La question de la rémunération des dirigeants d'entreprise constitue un sujet majeur qui provoque souvent l'émoi de nos concitoyens : le patron le moins bien payé du CAC 40 perçoit 1,32 million d'euros par an, ce qui représente 76 SMIC. Les fortes réactions à l'augmentation de la rémunération d'un patron du CAC 40 démontrent qu'il est temps d'agir.
La proposition de loi présentée par notre collègue Gaby Charroux veut légiférer en réponse aux dérives constatées en matière de rémunération des dirigeants de sociétés. À cette fin, le texte propose que, dans toutes les entreprises, qu'elles soient privées ou publiques, sous quelque forme qu'elles soient constituées, le salaire annuel le moins élevé ne puisse être plus de vingt fois inférieur à la rémunération annuelle globale la plus élevée dans la même entreprise.
Il est aussi prévu de limiter à deux le nombre de conseils d'administration dans lesquels une même personne peut siéger, au lieu de cinq aujourd'hui, alors qu'il était de huit auparavant.

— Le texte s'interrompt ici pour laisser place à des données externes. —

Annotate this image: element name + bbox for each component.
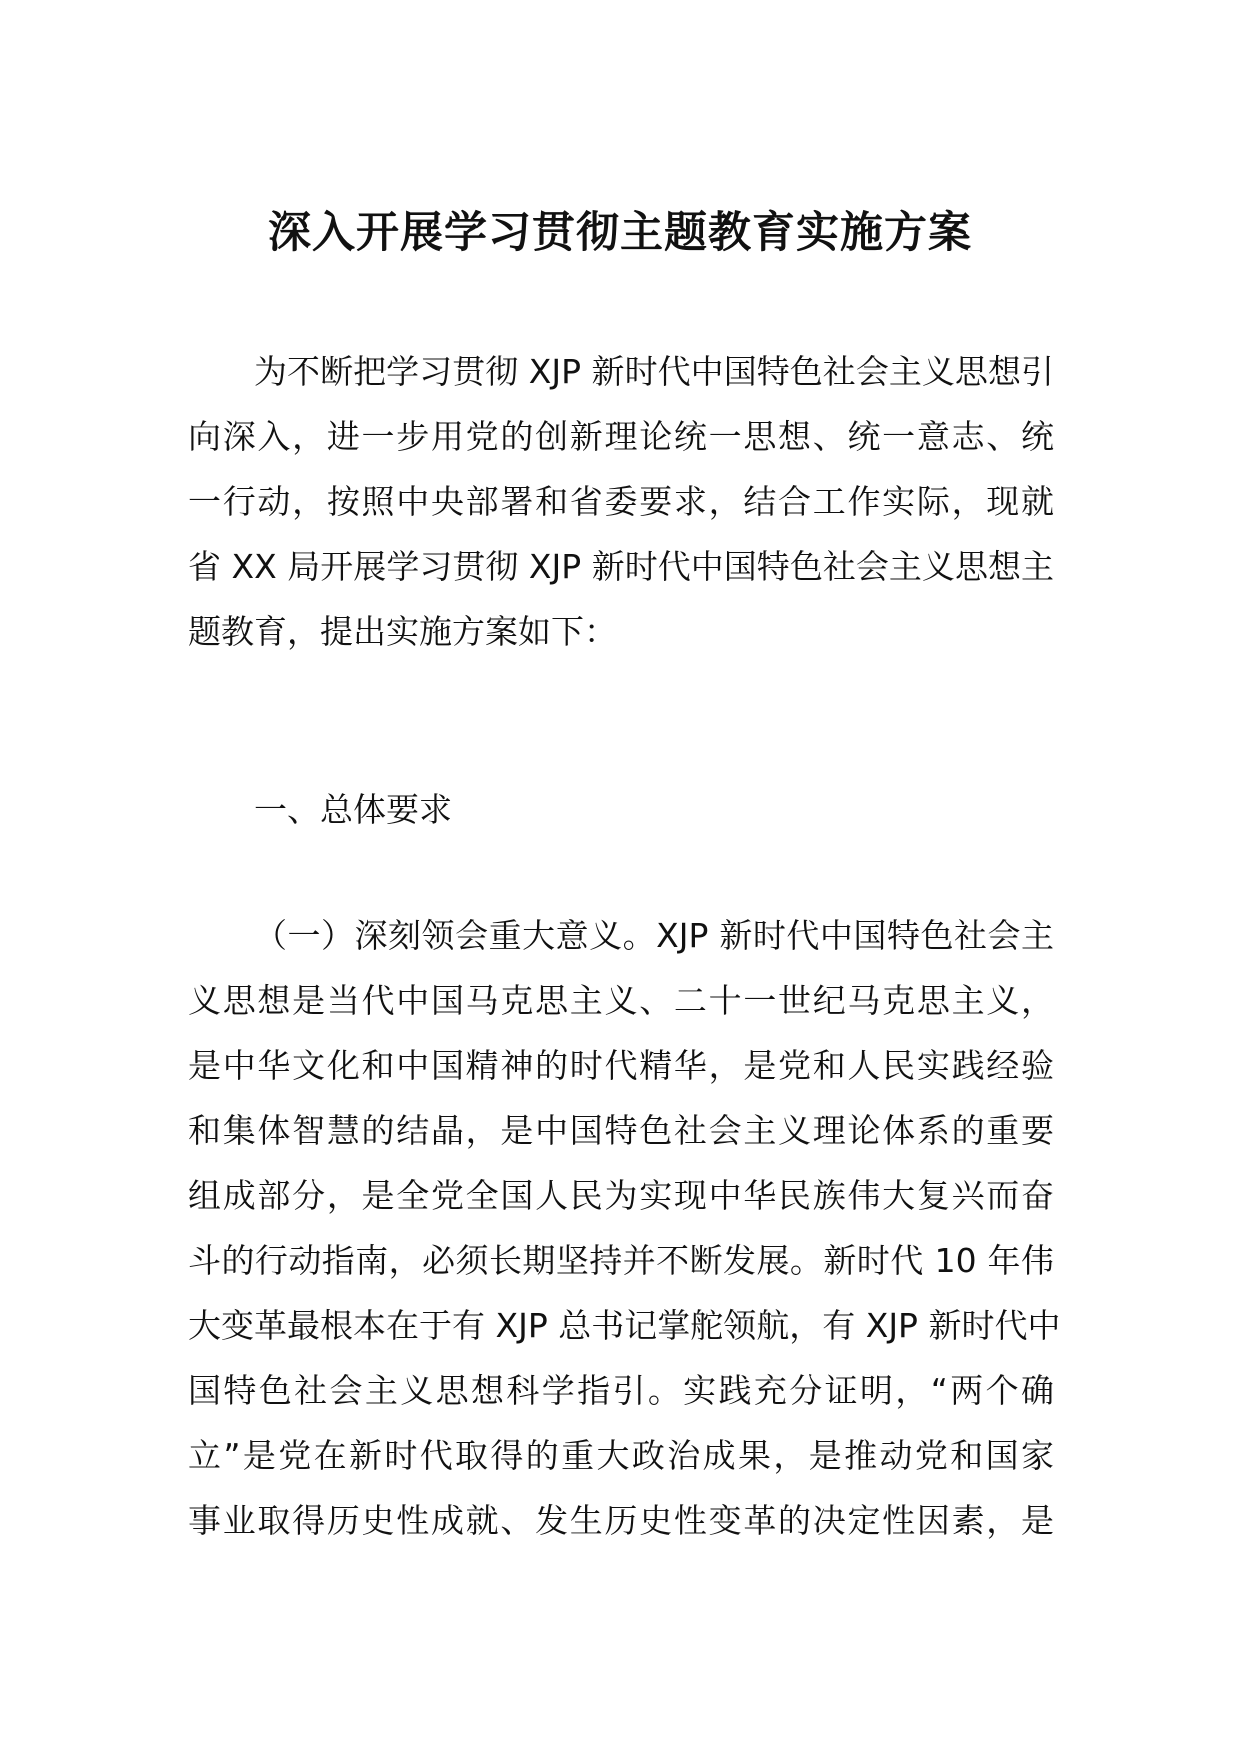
intro-line-3: 一行动，按照中央部署和省委要求，结合工作实际，现就 [188, 482, 1054, 521]
subsection-line-1: （一）深刻领会重大意义。XJP 新时代中国特色社会主 [254, 916, 1054, 955]
subsection-line-9: 立”是党在新时代取得的重大政治成果，是推动党和国家 [188, 1436, 1054, 1475]
intro-line-4: 省 XX 局开展学习贯彻 XJP 新时代中国特色社会主义思想主 [188, 547, 1054, 586]
section-heading: 一、总体要求 [254, 790, 452, 829]
document-title: 深入开展学习贯彻主题教育实施方案 [268, 208, 972, 258]
subsection-line-5: 组成部分，是全党全国人民为实现中华民族伟大复兴而奋 [188, 1176, 1054, 1215]
subsection-line-10: 事业取得历史性成就、发生历史性变革的决定性因素，是 [188, 1501, 1054, 1540]
subsection-line-3: 是中华文化和中国精神的时代精华，是党和人民实践经验 [188, 1046, 1054, 1085]
intro-line-2: 向深入，进一步用党的创新理论统一思想、统一意志、统 [188, 417, 1054, 456]
subsection-line-6: 斗的行动指南，必须长期坚持并不断发展。新时代 10 年伟 [188, 1241, 1054, 1280]
subsection-line-8: 国特色社会主义思想科学指引。实践充分证明，“两个确 [188, 1371, 1054, 1410]
subsection-line-2: 义思想是当代中国马克思主义、二十一世纪马克思主义， [188, 981, 1054, 1020]
intro-line-1: 为不断把学习贯彻 XJP 新时代中国特色社会主义思想引 [254, 352, 1054, 391]
intro-line-5: 题教育，提出实施方案如下： [188, 612, 617, 651]
subsection-line-4: 和集体智慧的结晶，是中国特色社会主义理论体系的重要 [188, 1111, 1054, 1150]
subsection-line-7: 大变革最根本在于有 XJP 总书记掌舵领航，有 XJP 新时代中 [188, 1306, 1061, 1345]
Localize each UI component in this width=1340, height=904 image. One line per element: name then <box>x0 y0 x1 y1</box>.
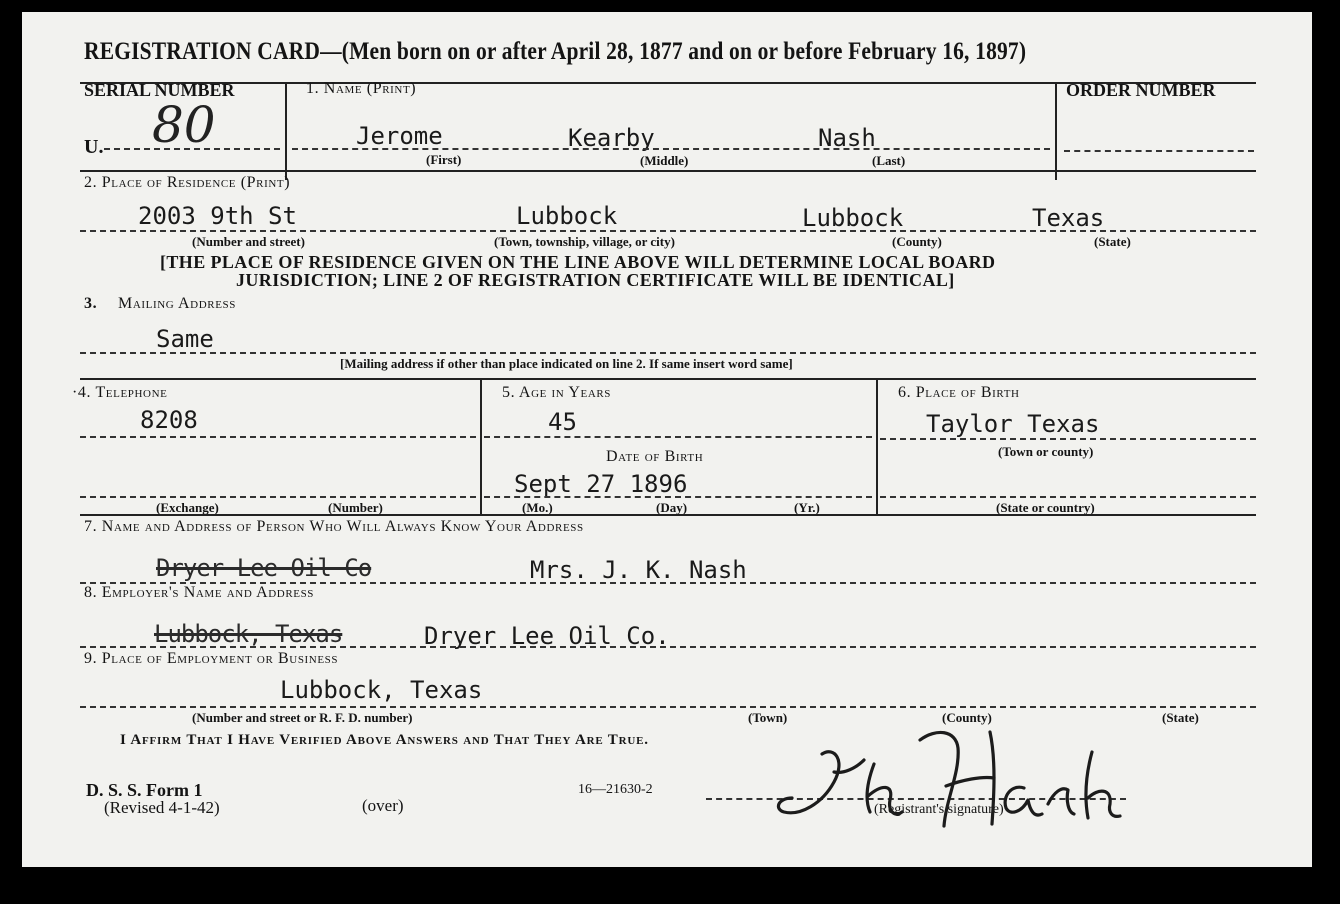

Avant de revenir sur les dispositions proposées par notre collègue, je voudrais rappeler les progrès importants introduits depuis 2012 par notre majorité, qui lutte contre ces dérives. Dès 2012, les revenus des dirigeants d'entreprises publiques ont été plafonnés, les dispositions du code de gouvernance des entreprises privées AFEP-MEDEF ont été renforcées. À l'échelon européen, les bonus ne peuvent plus excéder les salaires annuels fixes dans le secteur bancaire ; et le système des retraites chapeau des mandataires sociaux a été encadré.
Bien loin des déclarations d'intention, notre majorité n'est donc pas restée les bras croisés et elle agit pour un juste encadrement des rémunérations ; hier, le Président de la République a d'ailleurs évoqué le sujet lors d'un entretien radiophonique en indiquant que le Gouvernement serait prêt à intervenir si le code AFEP-MEDEF n'était pas respecté.
L'article 1er de la proposition de loi encadre les écarts de rémunération ; il comporte toutefois un important risque d'atteinte au principe de la liberté d'entreprendre permettant à chacun d'exercer l'activité souhaitée, ainsi qu'au principe de liberté contractuelle. En effet, aux termes de la Constitution et de la jurisprudence constitutionnelle, ces libertés ne sauraient être limitées que dans l'intérêt général et à condition qu'il n'en résulte pas d'atteinte disproportionnée au regard de l'objectif poursuivi.
Or la réduction des inégalités comme seul motif d'intérêt général invoqué ne me semble pas suffisante au regard du contrôle de proportionnalité de l'atteinte constatée par le juge constitutionnel. Je veux également souligner le fait que cet article 1er ne s'appliquerait qu'aux contrats conclus postérieurement à l'entrée en vigueur de la loi, en vertu du droit constitutionnel au maintien de l'économie des conventions légalement conclues.
L'article 2 prévoit de limiter à deux le nombre de conseils d'administration au sein desquels une personne peut siéger, au lieu de cinq aujourd'hui, afin de lutter contre la consanguinité des conseils de surveillance et des conseils d'administration. La loi du 15 mai 2001 relative aux nouvelles régulations économiques avait déjà abaissé de huit à cinq le nombre maximal de mandats d'administrateur et de membre du conseil de surveillance qu'une personne physique peut exercer.
Nous partageons l'objectif poursuivi par cet article, qui va dans le sens d'une plus grande transparence et d'un meilleur équilibre. Nous partageons aussi le souci d'encadrer plus strictement les écarts de rémunération dans les entreprises. Cependant, en l'état, la rédaction proposée ne nous paraît pas satisfaisante, notamment sur le plan de la constitutionnalité.
C'est pourquoi le groupe socialiste, républicain et citoyen ne soutiendra pas l'article premier dans sa rédaction actuelle, mais votera l'article 2, ainsi que l'amendement du rapporteur tendant à introduire un article additionnel après l'article 2.